Russell Canada West

Defunct pre-Confederation electoral district
- Legislature: Legislative Assembly of the Province of Canada
- District created: 1841
- District abolished: 1867
- First contested: 1841
- Last contested: 1863

= Russell (Province of Canada electoral district) =

Province of Canada electoral district

Russell was an electoral district of the Legislative Assembly of the Parliament of the Province of Canada, in Canada West (now Ontario). It was created in 1841, upon the establishment of the Province of Canada by the union of Upper Canada and Lower Canada. Russell was represented by one member in the Legislative Assembly. It was abolished in 1867, upon the creation of Canada and the province of Ontario.

== Boundaries ==

Russell electoral district was based on Russell County (now part of the United Counties of Prescott and Russell). It was located east of Bytown (now Ottawa, Ontario), on the Ottawa River, which formed the border with Canada East (now the province of Quebec).

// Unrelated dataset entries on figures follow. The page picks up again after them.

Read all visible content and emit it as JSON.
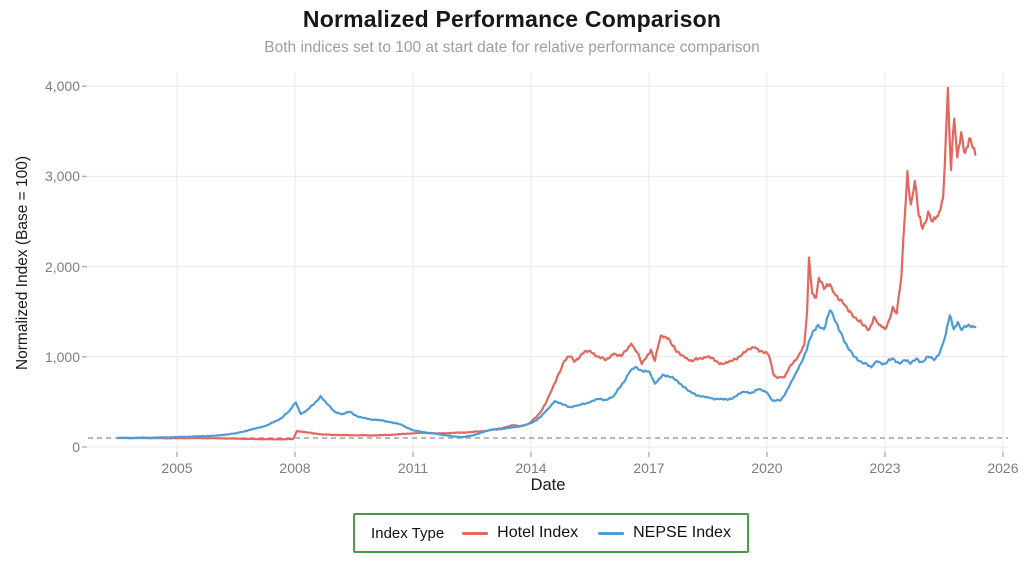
{
  "header": {
    "title": "Normalized Performance Comparison",
    "subtitle": "Both indices set to 100 at start date for relative performance comparison"
  },
  "axes": {
    "x": {
      "label": "Date",
      "ticks": [
        {
          "value": 2005,
          "label": "2005"
        },
        {
          "value": 2008,
          "label": "2008"
        },
        {
          "value": 2011,
          "label": "2011"
        },
        {
          "value": 2014,
          "label": "2014"
        },
        {
          "value": 2017,
          "label": "2017"
        },
        {
          "value": 2020,
          "label": "2020"
        },
        {
          "value": 2023,
          "label": "2023"
        },
        {
          "value": 2026,
          "label": "2026"
        }
      ],
      "range": [
        2002.75,
        2026.15
      ]
    },
    "y": {
      "label": "Normalized Index (Base = 100)",
      "ticks": [
        {
          "value": 0,
          "label": "0"
        },
        {
          "value": 1000,
          "label": "1,000"
        },
        {
          "value": 2000,
          "label": "2,000"
        },
        {
          "value": 3000,
          "label": "3,000"
        },
        {
          "value": 4000,
          "label": "4,000"
        }
      ],
      "range": [
        0,
        4160
      ]
    }
  },
  "legend": {
    "title": "Index Type",
    "border_color": "#449a47"
  },
  "colors": {
    "hotel": "#e0685e",
    "nepse": "#4f9bd4",
    "grid": "#e9e9e9",
    "baseline": "#8f8f8f",
    "tick_mark": "#b0b0b0",
    "tick_text": "#7d7d7d",
    "subtitle": "#9e9e9e",
    "title": "#171717"
  },
  "chart_data": {
    "type": "line",
    "title": "Normalized Performance Comparison",
    "subtitle": "Both indices set to 100 at start date for relative performance comparison",
    "xlabel": "Date",
    "ylabel": "Normalized Index (Base = 100)",
    "x_ticks": [
      2005,
      2008,
      2011,
      2014,
      2017,
      2020,
      2023,
      2026
    ],
    "ylim": [
      0,
      4160
    ],
    "grid": true,
    "legend_position": "bottom",
    "baseline_y": 100,
    "series": [
      {
        "name": "Hotel Index",
        "color": "#e0685e",
        "points": [
          [
            2003.5,
            100
          ],
          [
            2004,
            100
          ],
          [
            2004.5,
            98
          ],
          [
            2005,
            97
          ],
          [
            2005.5,
            100
          ],
          [
            2006,
            97
          ],
          [
            2006.5,
            93
          ],
          [
            2007,
            88
          ],
          [
            2007.5,
            85
          ],
          [
            2007.95,
            88
          ],
          [
            2008.05,
            178
          ],
          [
            2008.3,
            162
          ],
          [
            2008.55,
            148
          ],
          [
            2008.7,
            138
          ],
          [
            2009,
            134
          ],
          [
            2009.5,
            130
          ],
          [
            2010,
            128
          ],
          [
            2010.5,
            136
          ],
          [
            2011,
            152
          ],
          [
            2011.3,
            157
          ],
          [
            2011.6,
            150
          ],
          [
            2012,
            156
          ],
          [
            2012.4,
            162
          ],
          [
            2012.8,
            176
          ],
          [
            2013.1,
            196
          ],
          [
            2013.35,
            218
          ],
          [
            2013.55,
            242
          ],
          [
            2013.75,
            230
          ],
          [
            2013.95,
            258
          ],
          [
            2014.1,
            320
          ],
          [
            2014.25,
            390
          ],
          [
            2014.4,
            505
          ],
          [
            2014.55,
            655
          ],
          [
            2014.7,
            810
          ],
          [
            2014.85,
            955
          ],
          [
            2015,
            1005
          ],
          [
            2015.1,
            945
          ],
          [
            2015.3,
            1035
          ],
          [
            2015.5,
            1065
          ],
          [
            2015.7,
            1005
          ],
          [
            2015.9,
            962
          ],
          [
            2016.1,
            1035
          ],
          [
            2016.3,
            1005
          ],
          [
            2016.55,
            1145
          ],
          [
            2016.7,
            1050
          ],
          [
            2016.82,
            918
          ],
          [
            2016.95,
            1010
          ],
          [
            2017.05,
            1080
          ],
          [
            2017.15,
            955
          ],
          [
            2017.3,
            1235
          ],
          [
            2017.5,
            1205
          ],
          [
            2017.7,
            1055
          ],
          [
            2017.9,
            1000
          ],
          [
            2018.1,
            950
          ],
          [
            2018.3,
            985
          ],
          [
            2018.5,
            1005
          ],
          [
            2018.7,
            950
          ],
          [
            2018.9,
            920
          ],
          [
            2019.1,
            952
          ],
          [
            2019.3,
            1005
          ],
          [
            2019.55,
            1085
          ],
          [
            2019.7,
            1105
          ],
          [
            2019.9,
            1050
          ],
          [
            2020.05,
            1015
          ],
          [
            2020.18,
            790
          ],
          [
            2020.3,
            770
          ],
          [
            2020.45,
            775
          ],
          [
            2020.6,
            905
          ],
          [
            2020.8,
            1010
          ],
          [
            2020.95,
            1130
          ],
          [
            2021.02,
            1500
          ],
          [
            2021.07,
            2100
          ],
          [
            2021.15,
            1705
          ],
          [
            2021.25,
            1655
          ],
          [
            2021.32,
            1875
          ],
          [
            2021.45,
            1750
          ],
          [
            2021.6,
            1805
          ],
          [
            2021.72,
            1700
          ],
          [
            2021.85,
            1625
          ],
          [
            2022,
            1565
          ],
          [
            2022.15,
            1485
          ],
          [
            2022.3,
            1405
          ],
          [
            2022.45,
            1345
          ],
          [
            2022.6,
            1300
          ],
          [
            2022.72,
            1445
          ],
          [
            2022.85,
            1355
          ],
          [
            2023,
            1305
          ],
          [
            2023.1,
            1405
          ],
          [
            2023.2,
            1555
          ],
          [
            2023.3,
            1480
          ],
          [
            2023.42,
            1900
          ],
          [
            2023.5,
            2520
          ],
          [
            2023.57,
            3060
          ],
          [
            2023.66,
            2690
          ],
          [
            2023.76,
            2950
          ],
          [
            2023.86,
            2560
          ],
          [
            2023.96,
            2420
          ],
          [
            2024.1,
            2610
          ],
          [
            2024.22,
            2500
          ],
          [
            2024.35,
            2560
          ],
          [
            2024.48,
            2760
          ],
          [
            2024.6,
            3980
          ],
          [
            2024.68,
            3070
          ],
          [
            2024.76,
            3640
          ],
          [
            2024.84,
            3210
          ],
          [
            2024.94,
            3490
          ],
          [
            2025.04,
            3260
          ],
          [
            2025.14,
            3420
          ],
          [
            2025.3,
            3240
          ]
        ]
      },
      {
        "name": "NEPSE Index",
        "color": "#4f9bd4",
        "points": [
          [
            2003.5,
            100
          ],
          [
            2004,
            102
          ],
          [
            2004.5,
            105
          ],
          [
            2005,
            110
          ],
          [
            2005.5,
            118
          ],
          [
            2006,
            126
          ],
          [
            2006.5,
            152
          ],
          [
            2007,
            205
          ],
          [
            2007.3,
            242
          ],
          [
            2007.6,
            305
          ],
          [
            2007.85,
            395
          ],
          [
            2008.02,
            495
          ],
          [
            2008.15,
            365
          ],
          [
            2008.3,
            405
          ],
          [
            2008.5,
            485
          ],
          [
            2008.65,
            565
          ],
          [
            2008.8,
            485
          ],
          [
            2009,
            395
          ],
          [
            2009.2,
            362
          ],
          [
            2009.4,
            392
          ],
          [
            2009.6,
            335
          ],
          [
            2009.85,
            312
          ],
          [
            2010.1,
            300
          ],
          [
            2010.4,
            278
          ],
          [
            2010.7,
            248
          ],
          [
            2011,
            185
          ],
          [
            2011.3,
            162
          ],
          [
            2011.55,
            150
          ],
          [
            2011.8,
            132
          ],
          [
            2012.05,
            116
          ],
          [
            2012.25,
            110
          ],
          [
            2012.5,
            126
          ],
          [
            2012.75,
            162
          ],
          [
            2013,
            192
          ],
          [
            2013.3,
            202
          ],
          [
            2013.6,
            222
          ],
          [
            2013.85,
            242
          ],
          [
            2014.05,
            275
          ],
          [
            2014.25,
            335
          ],
          [
            2014.45,
            430
          ],
          [
            2014.6,
            508
          ],
          [
            2014.8,
            472
          ],
          [
            2015,
            442
          ],
          [
            2015.2,
            462
          ],
          [
            2015.45,
            492
          ],
          [
            2015.7,
            532
          ],
          [
            2015.9,
            522
          ],
          [
            2016.1,
            562
          ],
          [
            2016.3,
            685
          ],
          [
            2016.5,
            825
          ],
          [
            2016.65,
            885
          ],
          [
            2016.8,
            852
          ],
          [
            2017,
            838
          ],
          [
            2017.15,
            702
          ],
          [
            2017.35,
            802
          ],
          [
            2017.5,
            782
          ],
          [
            2017.7,
            742
          ],
          [
            2018,
            622
          ],
          [
            2018.3,
            562
          ],
          [
            2018.55,
            542
          ],
          [
            2018.8,
            532
          ],
          [
            2019,
            522
          ],
          [
            2019.2,
            562
          ],
          [
            2019.4,
            612
          ],
          [
            2019.6,
            602
          ],
          [
            2019.8,
            642
          ],
          [
            2020,
            605
          ],
          [
            2020.15,
            512
          ],
          [
            2020.35,
            515
          ],
          [
            2020.55,
            660
          ],
          [
            2020.72,
            805
          ],
          [
            2020.9,
            955
          ],
          [
            2021.1,
            1205
          ],
          [
            2021.3,
            1355
          ],
          [
            2021.45,
            1305
          ],
          [
            2021.6,
            1515
          ],
          [
            2021.75,
            1385
          ],
          [
            2021.9,
            1255
          ],
          [
            2022.05,
            1105
          ],
          [
            2022.2,
            1005
          ],
          [
            2022.35,
            952
          ],
          [
            2022.5,
            932
          ],
          [
            2022.65,
            882
          ],
          [
            2022.8,
            952
          ],
          [
            2023,
            922
          ],
          [
            2023.2,
            982
          ],
          [
            2023.35,
            932
          ],
          [
            2023.5,
            962
          ],
          [
            2023.65,
            922
          ],
          [
            2023.8,
            982
          ],
          [
            2023.95,
            942
          ],
          [
            2024.1,
            1002
          ],
          [
            2024.25,
            962
          ],
          [
            2024.4,
            1052
          ],
          [
            2024.55,
            1255
          ],
          [
            2024.65,
            1460
          ],
          [
            2024.75,
            1305
          ],
          [
            2024.85,
            1385
          ],
          [
            2024.95,
            1295
          ],
          [
            2025.1,
            1345
          ],
          [
            2025.3,
            1332
          ]
        ]
      }
    ]
  }
}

The Union Act, 1840 had merged the two provinces of Upper Canada and Lower Canada into the Province of Canada, with a single Parliament. The separate parliaments of Lower Canada and Upper Canada were abolished. The Union Act provided that the pre-existing electoral boundaries of Upper Canada would continue to be used in the new Parliament, unless altered by the Union Act itself.

Russell County had been an electoral district in the Legislative Assembly of Upper Canada, even after its merger with Prescott County, and its boundaries were not altered by the Union Act. Those boundaries had originally been set by a statute of Upper Canada in 1798:

That the townships of Clarence, Cumberland, Gloucester, Osgoode, Russell and Cambridge, with such of the Islands in the river Ottawa as are wholly or in greater part opposite thereto, shall constitute and form the County of Russell.

Since Russell was not changed by the Union Act, those boundaries continued to be used for the new electoral district. Russell was represented by one member in the Legislative Assembly.

== Members of the Legislative Assembly ==

Russell was represented by one member in the Legislative Assembly. The following were the members for Russell.

| Parliament | Years | Members |  | Party |
| 1st Parliament 1841–1844 | 1841–1843 | William Henry Draper |  | Unionist; Moderate Tory |
| 1843–1844 (by-election) | William Stewart |  | Moderate Tory |

== Abolition ==

Russell electoral district was abolished on July 1, 1867, when the British North America Act, 1867 came into force, creating Canada and splitting the Province of Canada into Quebec and Ontario. It was succeeded by two electoral districts named Russell, one in the House of Commons of Canada and one in the Legislative Assembly of Ontario.